To use performance traces from the QuasarDB shell, use the enable_perf_trace
command as follows:
$ qdbsh
quasardb shell version 3.5.0master build ce779a9 2019-10-23 00:04:01 +0000
Copyright (c) 2009-2019 quasardb. All rights reserved.
Need some help? Check out our documentation here: https://doc.quasardb.net
qdbsh > enable_perf_trace
qdbsh > create table testable(col1 int64, col2 double)
*** begin performance trace
total time: 175 us
- function + ts.create_root - 175 us [100.00 %]
|
| data received: 0 us - delta: 0 us [00.00 % - 00.00 %]
| deserialization starts: 2 us - delta: 2 us [01.14 % - 01.14 %]
| deserialization ends: 7 us - delta: 5 us [02.86 % - 02.86 %]
| entering chord: 9 us - delta: 2 us [01.14 % - 01.14 %]
| dispatch: 14 us - delta: 5 us [02.86 % - 02.86 %]
| deserialization starts: 24 us - delta: 10 us [05.71 % - 05.71 %]
| deserialization ends: 26 us - delta: 2 us [01.14 % - 01.14 %]
| processing starts: 28 us - delta: 2 us [01.14 % - 01.14 %]
| entry trimming starts: 79 us - delta: 51 us [29.14 % - 29.14 %]
| entry trimming ends: 81 us - delta: 2 us [01.14 % - 01.14 %]
| content writing starts: 82 us - delta: 1 us [00.57 % - 00.57 %]
| content writing ends: 141 us - delta: 59 us [33.71 % - 33.71 %]
| entry writing starts: 141 us - delta: 0 us [00.00 % - 00.00 %]
| entry writing ends: 172 us - delta: 31 us [17.71 % - 17.71 %]
| processing ends: 175 us - delta: 3 us [01.71 % - 01.71 %]
*** end performance trace
In the trace above, for example, we can see the performance trace of the CREATE TABLE
statement, and get a detailed idea of where it’s spending most of its time. In this case, the total operation lasted 175 microseconds, and a detailed breakdown of the low level function timings.
5.3. User properties#
User properties are a way to attach metadata to specific connection. They are key-value pairs that can be used to store additional information, useful when you need a way to identify a connection for debugging or logging purposes.
Currently user properties can be set from QuasarDB Python API.

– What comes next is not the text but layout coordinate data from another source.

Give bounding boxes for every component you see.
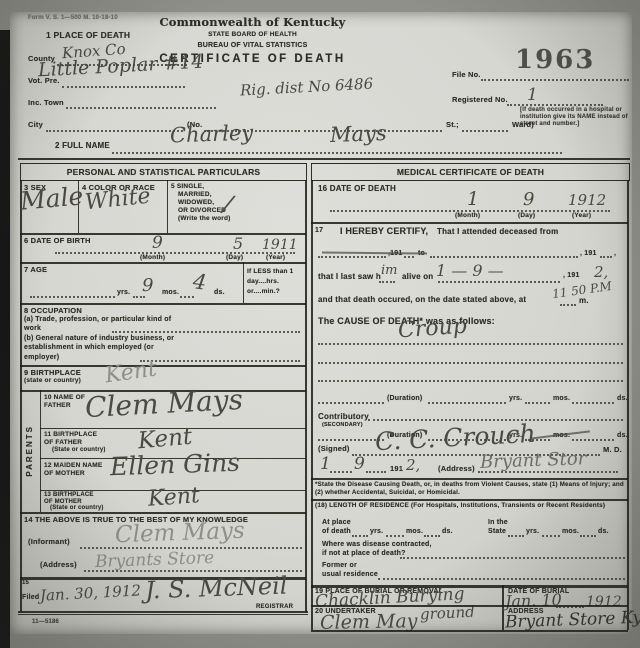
dotted-line [140,360,300,362]
right-column-header: MEDICAL CERTIFICATE OF DEATH [311,163,630,181]
mother-name-value: Ellen Gins [110,450,241,480]
marital-label-4: OR DIVORCED [178,207,226,215]
at-place-label-2: of death [322,528,351,536]
certify-line1a: I HEREBY CERTIFY, [340,226,428,237]
dotted-line [366,471,386,473]
birthplace-label: 9 BIRTHPLACE [24,368,81,377]
registrar-signature: J. S. McNeil [145,574,288,603]
former-label-2: usual residence [322,571,378,579]
border [502,585,504,630]
dotted-line [318,256,386,258]
undertaker-address-value: Bryant Store Ky. [505,610,640,632]
certify-line1b: That I attended deceased from [437,227,558,237]
contracted-label-1: Where was disease contracted, [322,541,432,549]
border [305,180,307,612]
dob-day: 5 [233,236,243,252]
age-mos-value: 9 [142,277,153,295]
divider [311,499,628,501]
father-name-value: Clem Mays [84,386,243,422]
contracted-label-2: if not at place of death? [322,550,406,558]
father-birthplace-sub: (State or country) [52,447,106,454]
residence-mos-1: mos. [406,528,423,536]
dotted-line [62,86,185,88]
scan-edge-strip [0,30,10,648]
signed-day-hand: 9 [354,456,365,473]
dotted-line [55,252,295,254]
left-column-header: PERSONAL AND STATISTICAL PARTICULARS [20,163,307,181]
dotted-line [379,281,395,283]
dotted-line [424,535,440,537]
dotted-line [600,256,612,258]
in-the-label: In the [488,519,508,527]
dod-day-caption: (Day) [518,212,535,220]
duration-ds-2: ds. [617,432,628,440]
residence-mos-2: mos. [562,528,579,536]
dotted-line [462,130,508,132]
residence-yrs-1: yrs. [370,528,383,536]
dotted-line [507,104,603,106]
burial-place-value-2: ground [420,605,475,623]
place-of-death-heading: 1 PLACE OF DEATH [46,30,130,40]
marital-label-3: WIDOWED, [178,199,214,207]
hospital-note: [If death occurred in a hospital or inst… [520,107,630,129]
dotted-line [386,535,404,537]
certify-year-stub-3: , 191 [563,272,580,280]
dotted-line [318,380,623,382]
border [627,180,629,630]
dotted-line [112,152,562,154]
contributory-label: Contributory [318,412,369,422]
divider [311,478,628,480]
filed-item-number: 15 [22,580,29,587]
dotted-line [580,535,596,537]
dotted-line [572,402,614,404]
duration-yrs-1: yrs. [509,395,522,403]
dotted-line [112,331,300,333]
informant-address-value: Bryants Store [95,550,215,571]
dob-month-caption: (Month) [140,254,165,262]
border [243,262,244,303]
certify-comma: , [614,250,616,258]
duration-mos-1: mos. [553,395,570,403]
physician-address-label: (Address) [438,464,475,473]
occupation-label: 8 OCCUPATION [24,306,82,315]
dotted-line [378,578,625,580]
age-yrs-label: yrs. [117,289,130,297]
certify-line3: and that death occured, on the date stat… [318,295,526,305]
dotted-line [542,535,560,537]
full-name-last: Mays [330,123,387,146]
border [311,180,313,630]
dotted-line [428,402,506,404]
filed-label: Filed [22,594,39,602]
plate-number: 11—5186 [32,619,59,626]
age-less-note: If LESS than 1 day....hrs. or....min.? [247,267,302,296]
dotted-line [318,402,384,404]
registered-no-label: Registered No. [452,95,508,104]
city-label: City [28,120,43,129]
residence-yrs-2: yrs. [526,528,539,536]
time-m-label: m. [579,296,589,306]
dotted-line [30,296,115,298]
divider [20,365,306,367]
scanned-death-certificate: Form V. S. 1—500 M. 10-18-10 1 PLACE OF … [0,0,640,648]
birthplace-sub-label: (state or country) [24,377,81,385]
signed-year-stub: 191 [390,464,403,473]
dotted-line [430,256,578,258]
registered-no-value: 1 [527,87,538,104]
dod-year-caption: (Year) [572,212,591,220]
dod-month-caption: (Month) [455,212,480,220]
divider [311,605,628,607]
dotted-line [572,439,614,441]
file-no-label: File No. [452,70,481,79]
dotted-line [133,296,145,298]
burial-date-value-b: 1912 [586,595,622,609]
city-ward-label: Ward) [512,120,534,129]
divider [18,158,630,160]
certify-to-label: to [418,250,425,258]
last-seen-date-hand: 1 — 9 — [436,263,504,279]
secondary-label: (SECONDARY) [322,422,363,429]
signed-year-hand: 2, [406,458,420,473]
duration-label-1: (Duration) [387,395,422,403]
signed-label: (Signed) [318,444,350,453]
dob-year-caption: (Year) [266,254,285,262]
form-number: Form V. S. 1—500 M. 10-18-10 [28,15,118,22]
certify-line2b: alive on [402,272,433,282]
dotted-line [330,471,352,473]
dotted-line [481,79,629,81]
mother-name-label: 12 MAIDEN NAME OF MOTHER [44,462,104,478]
informant-value: Clem Mays [115,520,245,548]
commonwealth-title: Commonwealth of Kentucky [155,16,350,30]
physician-address-value: Bryant Stor [480,450,587,472]
dod-day: 9 [523,191,534,209]
dotted-line [400,557,625,559]
dotted-line [318,343,623,345]
parents-group: PARENTS [20,390,40,512]
dotted-line [180,296,194,298]
age-ds-label: ds. [214,289,225,297]
dod-label: 16 DATE OF DEATH [318,184,396,194]
occupation-b-label: (b) General nature of industry business,… [24,334,184,362]
certify-pronoun-hand: im [381,264,398,277]
last-seen-year-hand: 2, [594,265,608,280]
dotted-line [66,107,216,109]
dotted-line [318,362,623,364]
certify-item-number: 17 [315,227,323,235]
age-mos-label: mos. [162,289,179,297]
dotted-line [525,402,550,404]
dotted-line [404,256,414,258]
border [167,180,168,233]
divider [311,630,628,632]
father-birthplace-label: 11 BIRTHPLACE OF FATHER [44,431,102,447]
marital-label-1: 5 SINGLE, [171,183,204,191]
md-label: M. D. [603,445,622,454]
duration-ds-1: ds. [617,395,628,403]
divider [18,614,308,615]
right-column-header-text: MEDICAL CERTIFICATE OF DEATH [397,167,544,177]
state-board-line: STATE BOARD OF HEALTH [155,31,350,39]
sex-value: Male [19,183,84,213]
marital-label-2: MARRIED, [178,191,212,199]
full-name-first: Charley [170,123,254,147]
city-st-label: St.; [446,120,459,129]
dotted-line [560,304,576,306]
dotted-line [352,535,368,537]
dob-month: 9 [152,235,163,252]
at-place-label-1: At place [322,519,351,527]
informant-label: (Informant) [28,537,70,546]
divider [18,611,308,613]
dob-day-caption: (Day) [226,254,243,262]
residence-ds-2: ds. [598,528,609,536]
file-no-stamp: 1963 [515,45,595,75]
cause-footnote: *State the Disease Causing Death, or, in… [315,481,627,497]
residence-label: (18) LENGTH OF RESIDENCE (For Hospitals,… [315,502,620,510]
divider [20,233,306,235]
parents-group-label: PARENTS [25,425,35,477]
residence-ds-1: ds. [442,528,453,536]
informant-address-label: (Address) [40,560,77,569]
state-label: State [488,528,506,536]
dotted-line [46,130,183,132]
dotted-line [438,281,560,283]
dob-year: 1911 [262,238,298,252]
bureau-line: BUREAU OF VITAL STATISTICS [155,42,350,50]
divider [311,222,628,224]
cause-value: Croup [397,316,467,343]
mother-birthplace-value: Kent [147,485,200,511]
dod-year: 1912 [568,193,606,208]
inc-town-label: Inc. Town [28,98,64,107]
divider [20,512,306,514]
divider [20,303,306,305]
dotted-line [508,535,524,537]
age-label: 7 AGE [24,265,47,274]
left-column-header-text: PERSONAL AND STATISTICAL PARTICULARS [67,167,261,177]
border [40,390,41,512]
former-label-1: Former or [322,562,357,570]
dod-month: 1 [467,190,479,209]
certify-year-stub-2: , 191 [580,250,597,258]
dob-label: 6 DATE OF BIRTH [24,236,91,245]
certify-line2a: that I last saw h [318,272,381,282]
full-name-label: 2 FULL NAME [55,141,110,151]
divider [20,262,306,264]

User properties are logged server side, when JSON log output is enabled. Information on how to enable JSON logging can be found here.
5.3.1. Identifying which connection is pushing data in small increments#
Let’s say you have multiple applications writing data to same server. One of those applications is writing data in small increments.

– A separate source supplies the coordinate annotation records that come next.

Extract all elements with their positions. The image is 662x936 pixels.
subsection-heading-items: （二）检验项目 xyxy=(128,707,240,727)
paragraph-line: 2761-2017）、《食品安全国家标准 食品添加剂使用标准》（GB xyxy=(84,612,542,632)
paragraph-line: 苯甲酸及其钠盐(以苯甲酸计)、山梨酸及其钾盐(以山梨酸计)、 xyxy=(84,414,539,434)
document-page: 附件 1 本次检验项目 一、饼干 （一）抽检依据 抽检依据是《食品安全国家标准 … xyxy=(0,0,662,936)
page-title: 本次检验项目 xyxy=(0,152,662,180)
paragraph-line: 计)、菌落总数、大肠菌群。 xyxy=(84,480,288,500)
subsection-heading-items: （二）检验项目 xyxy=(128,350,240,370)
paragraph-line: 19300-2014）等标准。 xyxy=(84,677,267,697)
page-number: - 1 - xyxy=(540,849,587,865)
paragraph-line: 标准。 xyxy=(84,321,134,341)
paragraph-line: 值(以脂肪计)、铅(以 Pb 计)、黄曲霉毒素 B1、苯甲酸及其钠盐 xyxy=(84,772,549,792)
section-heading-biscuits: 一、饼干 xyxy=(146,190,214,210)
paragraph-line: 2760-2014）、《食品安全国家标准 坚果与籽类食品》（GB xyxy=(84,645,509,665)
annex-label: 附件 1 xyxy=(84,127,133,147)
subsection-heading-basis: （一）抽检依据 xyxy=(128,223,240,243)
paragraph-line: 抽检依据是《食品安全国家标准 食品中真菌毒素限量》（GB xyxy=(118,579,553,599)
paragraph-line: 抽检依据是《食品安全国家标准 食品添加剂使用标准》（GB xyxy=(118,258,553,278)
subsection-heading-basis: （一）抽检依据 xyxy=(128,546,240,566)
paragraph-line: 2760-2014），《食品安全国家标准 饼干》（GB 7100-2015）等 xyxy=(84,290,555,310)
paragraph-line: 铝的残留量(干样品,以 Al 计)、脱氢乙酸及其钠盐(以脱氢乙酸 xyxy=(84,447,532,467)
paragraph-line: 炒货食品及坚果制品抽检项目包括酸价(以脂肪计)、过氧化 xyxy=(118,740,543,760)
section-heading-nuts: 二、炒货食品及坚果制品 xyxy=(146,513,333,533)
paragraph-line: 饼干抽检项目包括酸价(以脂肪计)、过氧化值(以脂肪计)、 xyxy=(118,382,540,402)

This could impact server performance and is best to avoid when not using async pipelines. Lets use user properties to help identify troubling connection.
If your server is set to detect and log small increment writes, you can modify your applications to use unique user properties to identify which application is causing the issue.

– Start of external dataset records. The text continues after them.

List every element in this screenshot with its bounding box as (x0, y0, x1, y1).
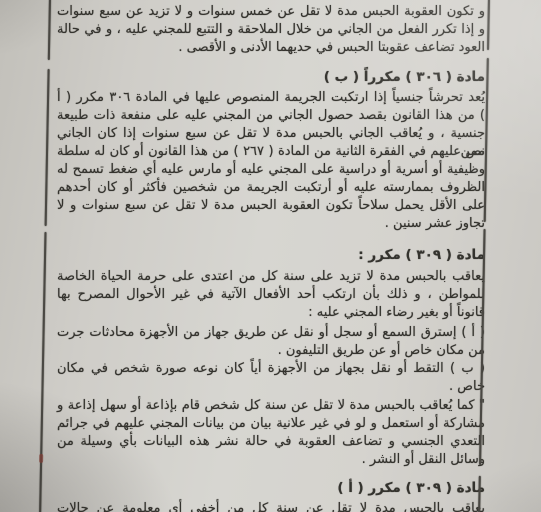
change-bar-segment (39, 232, 47, 512)
text-line: وظيفية أو أسرية أو دراسية على المجني علي… (57, 161, 485, 179)
text-line: من مكان خاص أو عن طريق التليفون . (57, 342, 485, 360)
photographed-document-page: و تكون العقوبة الحبس مدة لا تقل عن خمس س… (0, 0, 541, 512)
article-heading-309-bis: مادة ( ٣٠٩ ) مكرر : (57, 245, 485, 265)
list-item-b: ( ب ) التقط أو نقل بجهاز من الأجهزة أياً… (57, 360, 485, 378)
text-line: وسائل النقل أو النشر . (57, 451, 485, 469)
article-heading-306-bis-b: مادة ( ٣٠٦ ) مكرراً ( ب ) (57, 67, 485, 87)
text-line: ) من هذا القانون بقصد حصول الجاني من الم… (57, 107, 485, 125)
text-line: و إذا تكرر الفعل من الجاني من خلال الملا… (57, 21, 485, 39)
text-line: التعدي الجنسي و تضاعف العقوبة في حالة نش… (57, 433, 485, 451)
text-line: مشاركة أو استعمل و لو في غير علانية بيان… (57, 415, 485, 433)
text-line-cut-off: يعاقب بالحبس مدة لا تقل عن سنة كل من أخف… (57, 500, 485, 512)
text-line: يعاقب بالحبس مدة لا تزيد على سنة كل من ا… (57, 268, 485, 286)
list-item-a: ( أ ) إسترق السمع أو سجل أو نقل عن طريق … (57, 324, 485, 342)
change-bar-segment (478, 476, 481, 512)
text-line: على الأقل يحمل سلاحاً تكون العقوبة الحبس… (57, 197, 485, 215)
text-line: و تكون العقوبة الحبس مدة لا تقل عن خمس س… (57, 3, 485, 21)
text-line: العود تضاعف عقوبتا الحبس في حديهما الأدن… (57, 39, 485, 57)
article-heading-309-bis-a: مادة ( ٣٠٩ ) مكرر ( أ ) (57, 478, 485, 498)
text-line: خاص . (57, 378, 485, 396)
left-change-bar (39, 0, 52, 512)
text-line: يُعد تحرشاً جنسياً إذا ارتكبت الجريمة ال… (57, 89, 485, 107)
text-line: تجاوز عشر سنين . (57, 215, 485, 233)
legal-text-block: و تكون العقوبة الحبس مدة لا تقل عن خمس س… (57, 0, 485, 512)
text-line: نص عليهم في الفقرة الثانية من المادة ( ٢… (57, 143, 485, 161)
red-ink-mark (39, 454, 43, 463)
text-line: جنسية ، و يُعاقب الجاني بالحبس مدة لا تق… (57, 125, 485, 143)
text-line: قانوناً أو بغير رضاء المجني عليه : (57, 304, 485, 322)
change-bar-segment (48, 0, 52, 60)
text-line: الظروف بممارسته عليه أو أرتكبت الجريمة م… (57, 179, 485, 197)
text-line: للمواطن ، و ذلك بأن ارتكب أحد الأفعال ال… (57, 286, 485, 304)
change-bar-segment (487, 0, 490, 50)
change-bar-segment (45, 69, 50, 226)
text-line: " كما يُعاقب بالحبس مدة لا تقل عن سنة كل… (57, 397, 485, 415)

5.3.1.1. Setting user properties from Python API and triggering logging for small increment writes#
import quasardb
import datetime
import quasardb.pandas as qdbpd
import pandas as pd
data = {
"column_1": [42]
}
idx = [datetime.datetime.now()]
df = pd.DataFrame(data, index=idx)
with quasardb.Cluster("qdb://127.0.0.1:2836") as conn:
# first make sure that the user property is enabled
conn.options().enable_user_properties()
# now you can set user property
conn.properties().put("application_id", "0")
# write single row
qdbpd.write_dataframe(df, conn, "t", create=True)
Now you should see in the server logs message for small increment coming from this connection.
{"timestamp":"2025-01-16T08:58:06.664698300Z","process_id":16548,"thread_id":33640,"level":"warning","message":"small incremental insert detected: append increased data size for shard t/0ms by only 0.012% (below threshold of 10%). This negatively affects write performance. To turn off this message, set 'log_small_append_percentage' to 0 in your qdbd config file.","$client_hostname":"hal-9000","$client_version":"3.14.2 3.14.2.dev0 d82b8b86d71c9334951b442b937abf9a598eda64 2025-01-14 10:18:10 -0500","$client_target":"AMD64 core2 64-bit","application_id":"0","$client_timestamp":"2025-01-16T09:58:06+01:00","$client_platform":"Microsoft Windows 11 (build 26100), 64-bit"}
With this information you can now identify which application is causing the issue and take appropriate action.
More examples for Python API can be found in Python API documentation.